Mort de Jean-René Auffray

Les algues vertes devant la justice

Le tribunal administratif de Rennes examine ce jeudi 27 octobre l’affaire de Jean-René Auffray, joggeur mort en 2016 dans une vasière de la baie de Saint-Brieuc. Sa famille attend que des mesures à la hauteur des enjeux soient prises.

Sur une plage d’Hillion (Côtes-d’Armor), l’amoncellement d’ulves illustre le laisser-faire des pouvoirs publics.

Pour Yann Auffray, sa mère et ses soeurs, c’est une « étape ». Ce jeudi 27 octobre, le tribunal administratif de Rennes (Ille-et-Vilaine) doit se pencher sur le décès de leur défunt père et mari : le 8 septembre 2016, Jean-René Auffray, 50 ans, sportif confirmé qui faisait un jogging dans l’estuaire du Gouessant, à Hillion, près de Saint-Brieuc (Côtes-d’Armor), est retrouvé mort dans une vasière.

Assez rapidement, une possible intoxication au sulfure d’hydrogène (H2S) – un gaz très toxique émanant des algues vertes (ulves) en décomposition – est suspectée.

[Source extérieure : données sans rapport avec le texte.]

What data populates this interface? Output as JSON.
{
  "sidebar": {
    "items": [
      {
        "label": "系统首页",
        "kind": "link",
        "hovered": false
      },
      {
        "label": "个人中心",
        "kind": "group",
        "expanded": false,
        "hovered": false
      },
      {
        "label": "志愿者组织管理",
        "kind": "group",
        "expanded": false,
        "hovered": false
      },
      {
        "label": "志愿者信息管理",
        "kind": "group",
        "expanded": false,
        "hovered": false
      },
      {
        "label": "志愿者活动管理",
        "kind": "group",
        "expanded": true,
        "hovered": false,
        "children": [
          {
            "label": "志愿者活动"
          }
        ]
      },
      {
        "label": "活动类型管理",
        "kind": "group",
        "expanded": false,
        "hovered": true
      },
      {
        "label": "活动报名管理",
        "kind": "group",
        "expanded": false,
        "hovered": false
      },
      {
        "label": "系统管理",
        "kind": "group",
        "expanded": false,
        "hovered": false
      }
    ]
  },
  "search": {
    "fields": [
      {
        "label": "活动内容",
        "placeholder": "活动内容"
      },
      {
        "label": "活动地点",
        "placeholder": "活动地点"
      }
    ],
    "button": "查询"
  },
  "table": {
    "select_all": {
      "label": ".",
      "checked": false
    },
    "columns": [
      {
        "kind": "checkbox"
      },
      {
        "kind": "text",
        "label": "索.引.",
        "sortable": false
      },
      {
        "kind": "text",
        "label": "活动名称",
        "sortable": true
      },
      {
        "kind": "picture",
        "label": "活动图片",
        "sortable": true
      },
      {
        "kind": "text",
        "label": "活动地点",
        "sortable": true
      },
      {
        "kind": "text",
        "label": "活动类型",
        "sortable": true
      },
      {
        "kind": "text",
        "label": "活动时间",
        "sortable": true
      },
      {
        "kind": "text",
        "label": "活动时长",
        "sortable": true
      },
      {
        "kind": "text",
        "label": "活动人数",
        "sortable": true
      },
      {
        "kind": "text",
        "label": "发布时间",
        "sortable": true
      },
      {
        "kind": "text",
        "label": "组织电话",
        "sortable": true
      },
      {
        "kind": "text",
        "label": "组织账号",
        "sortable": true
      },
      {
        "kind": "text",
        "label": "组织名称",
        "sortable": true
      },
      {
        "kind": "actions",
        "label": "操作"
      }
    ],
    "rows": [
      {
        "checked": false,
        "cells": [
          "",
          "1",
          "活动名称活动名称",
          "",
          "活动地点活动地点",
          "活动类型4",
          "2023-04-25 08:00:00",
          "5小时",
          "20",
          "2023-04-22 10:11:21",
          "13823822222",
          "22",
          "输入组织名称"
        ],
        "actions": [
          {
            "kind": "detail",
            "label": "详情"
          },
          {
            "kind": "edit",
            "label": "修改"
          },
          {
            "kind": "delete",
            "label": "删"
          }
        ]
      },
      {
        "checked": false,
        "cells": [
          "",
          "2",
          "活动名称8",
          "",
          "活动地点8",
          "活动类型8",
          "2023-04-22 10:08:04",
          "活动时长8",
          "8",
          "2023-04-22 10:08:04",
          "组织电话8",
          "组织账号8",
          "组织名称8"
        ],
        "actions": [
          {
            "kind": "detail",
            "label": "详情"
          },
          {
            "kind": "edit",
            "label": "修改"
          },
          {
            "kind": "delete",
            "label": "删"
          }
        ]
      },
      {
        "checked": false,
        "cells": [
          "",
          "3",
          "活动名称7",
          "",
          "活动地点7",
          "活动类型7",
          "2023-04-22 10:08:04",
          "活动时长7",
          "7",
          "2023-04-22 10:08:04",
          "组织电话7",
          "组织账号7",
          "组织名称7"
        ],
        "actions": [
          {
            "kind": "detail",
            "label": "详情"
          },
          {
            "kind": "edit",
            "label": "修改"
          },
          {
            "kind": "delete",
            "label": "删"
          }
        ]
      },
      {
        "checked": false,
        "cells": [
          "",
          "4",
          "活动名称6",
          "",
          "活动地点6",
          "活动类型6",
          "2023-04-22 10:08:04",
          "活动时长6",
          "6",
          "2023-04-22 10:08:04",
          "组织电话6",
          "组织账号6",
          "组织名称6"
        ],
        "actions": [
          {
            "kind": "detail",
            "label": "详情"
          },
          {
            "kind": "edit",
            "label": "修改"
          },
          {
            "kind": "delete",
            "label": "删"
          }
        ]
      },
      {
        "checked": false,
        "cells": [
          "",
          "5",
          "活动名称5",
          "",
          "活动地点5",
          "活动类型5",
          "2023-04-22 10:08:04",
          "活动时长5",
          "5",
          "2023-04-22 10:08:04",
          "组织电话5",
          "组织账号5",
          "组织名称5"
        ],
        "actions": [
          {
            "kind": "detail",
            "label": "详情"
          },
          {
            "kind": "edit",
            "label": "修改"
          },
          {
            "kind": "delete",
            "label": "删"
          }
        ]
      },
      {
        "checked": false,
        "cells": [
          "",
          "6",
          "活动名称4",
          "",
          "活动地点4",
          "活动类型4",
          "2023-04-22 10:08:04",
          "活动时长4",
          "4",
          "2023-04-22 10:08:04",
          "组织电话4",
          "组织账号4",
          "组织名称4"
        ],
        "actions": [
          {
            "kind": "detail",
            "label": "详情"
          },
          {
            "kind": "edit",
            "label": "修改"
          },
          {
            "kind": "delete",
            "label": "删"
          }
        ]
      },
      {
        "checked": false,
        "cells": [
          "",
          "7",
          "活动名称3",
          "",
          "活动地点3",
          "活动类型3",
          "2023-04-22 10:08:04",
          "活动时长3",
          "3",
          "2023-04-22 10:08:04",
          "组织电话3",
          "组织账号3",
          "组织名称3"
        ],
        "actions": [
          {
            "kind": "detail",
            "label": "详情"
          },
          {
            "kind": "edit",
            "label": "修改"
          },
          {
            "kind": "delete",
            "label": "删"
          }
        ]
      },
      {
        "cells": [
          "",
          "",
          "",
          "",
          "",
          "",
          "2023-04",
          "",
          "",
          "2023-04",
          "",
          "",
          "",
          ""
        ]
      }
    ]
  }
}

Mais l’affaire est classée sans suite.

En juin 2019, la famille décide de porter l’affaire devant les tribunaux « pour carence fautive des autorités publiques que sont la mairie d’Hillion, la communauté d’agglomération de Saint-Brieuc et la préfecture ». L’objectif : « voir reconnaître la faute commise par les autorités publiques et faire indemniser la famille pour le préjudice subi suite au décès de leur proche », précise Me François Lafforgue, l’avocat de la famille.

Un « danger qui ne se repère pas visuellement »

L’un des enjeux de cette audience portera notamment sur l’établissement ou non d’un lien entre le décès de Jean-René Auffray et les ulves. Un lien que ses proches n’avaient eux-mêmes « pas fait immédiatement ». « Mon père n’a pas été retrouvé dans un tas d’algues », admet Yann Auffray. Mais, comme le souligne Annie Le Guilloux, coprésidente de l’association Halte aux marées vertes, c’est un « danger qui ne se repère pas visuellement ».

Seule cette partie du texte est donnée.